Mont Lone Yay Paw is a traditional Burmese dessert which is similar to Malaysia's Onde Onde, China's Tangyuan and Indonesia's Klepon. Its importance can be described as how plum pudding is essential to Christmas Day. In other words, if you're having a pud to celebrate the occasion, dreaming of nothing but Mont Lone Yay Paw to enjoy the festival is what to do in Myanmar during Thingyan.
The name of this special treat literally means "round snack on the water" in Burmese. This is because locals make it by boiling up balls of rice along on top of the bubbling water and all myanmar cruises to any region can give you a chance to do this with the locals. Besides, the balls are stuffed with palm jaggery* which can be substituted with palm sugar.
Jaggery: A traditional non-centrifugal cane sugar consumed in Asia, Africa and some countries in the Americas.
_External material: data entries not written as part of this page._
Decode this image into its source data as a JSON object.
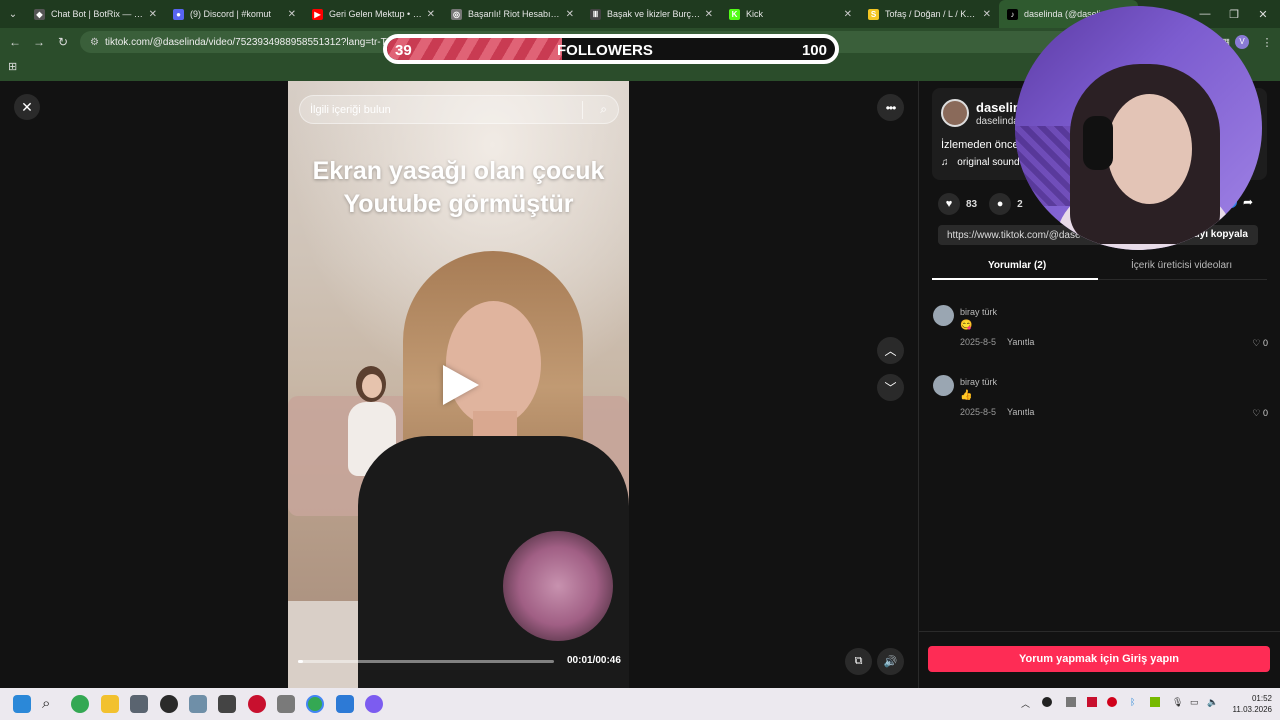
{
  "browser": {
    "tabs": [
      {
        "label": "Chat Bot | BotRix — Clou",
        "fav_color": "#555555",
        "fav_text": "◆"
      },
      {
        "label": "(9) Discord | #komut",
        "fav_color": "#5865f2",
        "fav_text": "●"
      },
      {
        "label": "Geri Gelen Mektup • Gülr",
        "fav_color": "#ff0000",
        "fav_text": "▶"
      },
      {
        "label": "Başarılı! Riot Hesabın Artık",
        "fav_color": "#777777",
        "fav_text": "◎"
      },
      {
        "label": "Başak ve İkizler Burç Uyum",
        "fav_color": "#444444",
        "fav_text": "Ⅲ"
      },
      {
        "label": "Kick",
        "fav_color": "#53fc18",
        "fav_text": "K"
      },
      {
        "label": "Tofaş / Doğan / L / Kusur",
        "fav_color": "#f3c623",
        "fav_text": "S"
      },
      {
        "label": "daselinda (@daselinda)",
        "fav_color": "#000000",
        "fav_text": "♪"
      }
    ],
    "url": "tiktok.com/@daselinda/video/7523934988958551312?lang=tr-TR"
  },
  "followers_goal": {
    "current": "39",
    "label": "FOLLOWERS",
    "goal": "100",
    "progress_fraction": 0.39
  },
  "video": {
    "search_placeholder": "İlgili içeriği bulun",
    "caption_line1": "Ekran yasağı olan çocuk",
    "caption_line2": "Youtube görmüştür",
    "time": "00:01/00:46",
    "progress_fraction": 0.02
  },
  "author": {
    "name": "daselin",
    "handle": "daselinda",
    "description": "İzlemeden önce",
    "sound": "original sound"
  },
  "stats": {
    "likes": "83",
    "comments": "2"
  },
  "link": {
    "url": "https://www.tiktok.com/@dase",
    "copy_label": "ıtıyı kopyala"
  },
  "panel_tabs": {
    "comments": "Yorumlar (2)",
    "creator_videos": "İçerik üreticisi videoları"
  },
  "comments": [
    {
      "author": "biray türk",
      "emoji": "😋",
      "date": "2025-8-5",
      "reply": "Yanıtla",
      "likes": "0"
    },
    {
      "author": "biray türk",
      "emoji": "👍",
      "date": "2025-8-5",
      "reply": "Yanıtla",
      "likes": "0"
    }
  ],
  "login_button": "Yorum yapmak için Giriş yapın",
  "clock": {
    "time": "01:52",
    "date": "11.03.2026"
  },
  "icons": {
    "close": "✕",
    "more": "•••",
    "up": "︿",
    "down": "﹀",
    "search": "⌕",
    "heart": "♥",
    "comment": "●",
    "share": "➦",
    "note": "♫",
    "like_outline": "♡"
  }
}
It is a concentrated product of date, cane juice, or palm sap (see palm sugar) without separation of the molasses and crystals, and can vary from golden brown to dark brown in color.
Thingyan is considered a good time to play fun and make memories. In this way, some mischievous people might stuff the occasional ball with bird's eye chilies then offer them to friends who have no ideas what is going on (Maybe, this is one of the best things to do in Myanmar during Thingyan!). Mont Lone Yay Paw is usually served on a square of a banana leaf and occasionally scattered with grated coconut if such a luxury is available.
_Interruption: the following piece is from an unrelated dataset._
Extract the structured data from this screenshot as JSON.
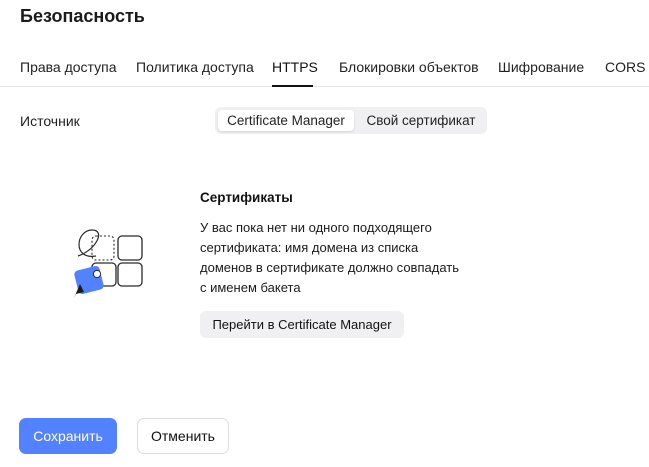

Mont Lone Yay Paw is a symbol of Thingyan because making it gives friends and family members a valuable chance to get together into a big group, chatting and eating over rolling the balls and throwing hem into the water. This is really the nicest thing about the traditional food. Joining this with locals will make your myanmar luxury tours become unforgettable.
Here is some Myanmar travel guide to make around 20 – 30 balls of Mont Lone Yay Paw:
Ingredients: 400g glutinous rice flour, 100g rice flour, 1/4 tsp salt, 125ml water, drop of green food coloring (optional), 200g palm sugar which divided into 1cm balls or chunks, 4 bird's eye chilies (optional), handful of fresh grated or desiccated coconut
Burmese palm jaggery
Now, following this Myanmar recipe to make balls for your luxury tours:
- Purify the flours and salt into a large bowl and mix them completely. Pour the water and knead into the mixture until it forms a pliable dough.
- For half the balls to be green, divide the dough into two and add the food coloring to one-half, and knead again till the color spreads evenly.
- Take a small piece of dough, roll it into a ball with about a 3cm diameter and then spread it over a circle.
- Put a chunk of palm sugar in the middle of the circle and then roll the dough back into a ball so you cover the chunk of sugar up completely.
- Fill a stockpot or large saucepan with water and bring to the boil. Once it's ready, drop the balls in one by one.
- They will sink to the bottom at first, but then float to the surface of the water when they're ready.
- Remove the balls with a slotted spoon, and dish up on squares of banana leaf or saucers
- Scatter the balls with the shredded coconut and serve whilst still warm.
Now that you have your own Mont Lone Yay Paw, joining locals in their featured activities like this really brings to your Myanmar luxury tours more memorable things.